Union Budget 2019: As newly appointed Finance Minister Nirmala Sitharaman prepares for her maiden Budget presentation on July 5, she may emulate some from first of its kind 'Wellbeing Budget' launched by New Zealand Prime Minister Jacinda Ardern recently. Even while expecting a slower economic growth over the next year, the New Zealand Government raised its expenditure plan, launching a $2.5-billion spending package that prioritised mental health and alleviating child poverty. The much publicised 'Wellbeing Budget' was described by Ardern as the document showing "you can be both economically responsible and kind".
The “Wellbeing Budget" was designed to address the growing disparity between the haves and have-nots in New Zealand. With India facing a bigger crisis of growing disparity between the rich and the poor, the government here could take a few lessons from the New Zealand budget, believes SBI Research. Ardern's entire budget was based on wellbeing priorities with instruction to its ministries to design policies to improve wellbeing.
The New Zealand government allocated a significant amount to mental health services, child poverty and measures to tackle family violence. The biggest funding was reserved for mental health. Child wellbeing received over $1bn, while measures to combat family violence also received a record investment of $320m, in a bid to tackle the country’s entrenched family and sexual violence statistics, which see the police respond to a domestic violence incident every four minutes.

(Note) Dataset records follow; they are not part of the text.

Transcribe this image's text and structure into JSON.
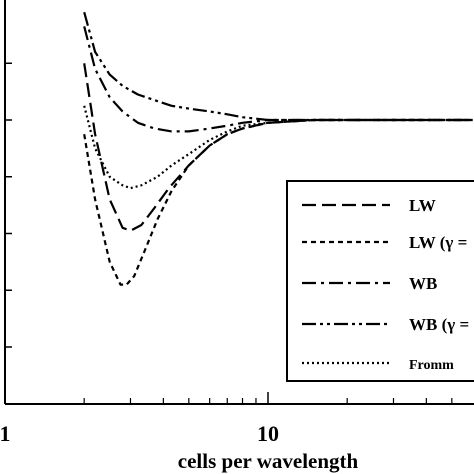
{
  "chart_data": {
    "type": "line",
    "title": "",
    "xlabel": "cells per wavelength",
    "ylabel": "",
    "xscale": "log",
    "xlim": [
      1,
      60
    ],
    "ylim": [
      0,
      1.4
    ],
    "x_ticks": [
      {
        "value": 1,
        "label": "1"
      },
      {
        "value": 10,
        "label": "10"
      }
    ],
    "y_ticks": [
      0.2,
      0.4,
      0.6,
      0.8,
      1.0,
      1.2
    ],
    "grid": false,
    "legend": "right",
    "series": [
      {
        "name": "LW",
        "dash": "long-dash",
        "x": [
          2.0,
          2.2,
          2.5,
          2.8,
          3.0,
          3.3,
          3.7,
          4.2,
          5,
          6,
          7,
          8,
          10,
          15,
          20,
          30,
          60
        ],
        "y": [
          1.2,
          0.95,
          0.72,
          0.62,
          0.61,
          0.63,
          0.69,
          0.76,
          0.84,
          0.91,
          0.95,
          0.97,
          0.99,
          1.0,
          1.0,
          1.0,
          1.0
        ]
      },
      {
        "name": "LW (γ =",
        "dash": "short-dash",
        "x": [
          2.0,
          2.2,
          2.5,
          2.75,
          2.9,
          3.1,
          3.4,
          3.8,
          4.3,
          5,
          6,
          7,
          8,
          10,
          15,
          20,
          30,
          60
        ],
        "y": [
          0.95,
          0.72,
          0.5,
          0.42,
          0.42,
          0.45,
          0.54,
          0.65,
          0.75,
          0.84,
          0.91,
          0.95,
          0.97,
          0.99,
          1.0,
          1.0,
          1.0,
          1.0
        ]
      },
      {
        "name": "WB",
        "dash": "dash-dot",
        "x": [
          2.0,
          2.2,
          2.5,
          2.8,
          3.2,
          3.7,
          4.3,
          5,
          6,
          7,
          8,
          10,
          15,
          20,
          30,
          60
        ],
        "y": [
          1.33,
          1.18,
          1.08,
          1.03,
          0.99,
          0.97,
          0.96,
          0.96,
          0.97,
          0.98,
          0.99,
          1.0,
          1.0,
          1.0,
          1.0,
          1.0
        ]
      },
      {
        "name": "WB (γ =",
        "dash": "dash-dot-dot",
        "x": [
          2.0,
          2.2,
          2.5,
          2.8,
          3.2,
          3.7,
          4.3,
          5,
          6,
          7,
          8,
          10,
          12,
          15,
          20,
          30,
          60
        ],
        "y": [
          1.38,
          1.24,
          1.16,
          1.12,
          1.09,
          1.07,
          1.05,
          1.04,
          1.03,
          1.02,
          1.01,
          1.0,
          1.0,
          1.0,
          1.0,
          1.0,
          1.0
        ]
      },
      {
        "name": "Fromm",
        "dash": "dotted",
        "x": [
          2.0,
          2.2,
          2.5,
          2.8,
          3.0,
          3.3,
          3.8,
          4.3,
          5,
          6,
          7,
          8,
          10,
          15,
          20,
          30,
          60
        ],
        "y": [
          1.05,
          0.9,
          0.8,
          0.77,
          0.76,
          0.77,
          0.8,
          0.84,
          0.88,
          0.93,
          0.96,
          0.98,
          0.99,
          1.0,
          1.0,
          1.0,
          1.0
        ]
      }
    ]
  }
}
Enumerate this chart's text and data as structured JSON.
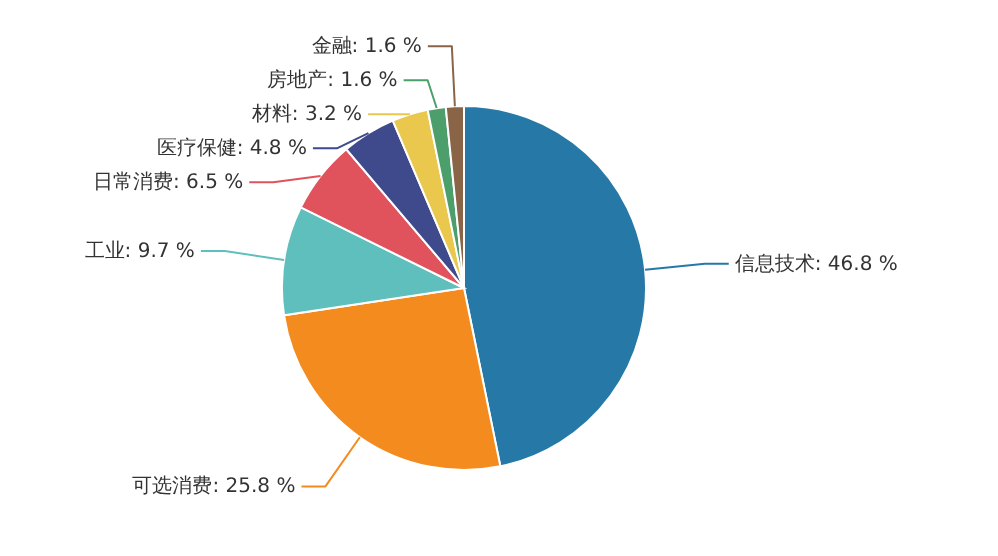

In its recent 'Ecowrap' report, the SBI Research suggests that the Indian Government should also "increase its focus on social welfare and try to pull up economic growth" on the lines of New Zealand.
"The Government should not stress on being on fiscal consolidation path trying to achieve the fixed fiscal deficit target as defined by the FRBM committee, instead say keep the deficit numbers constant for the next two years before reducing it further and revive growth. The Government should strive to make credible, transparent fiscal rules that are achievable," said SBI research.
"We believe that the Government should target structural deficit as an alternative to targeting fiscal deficit. Such structural deficit acts as an automatic counter-cyclical stabilizer, unlike the current target that has been set from the outset as a fixed percentage of GDP and is a statistical artefact!" it added.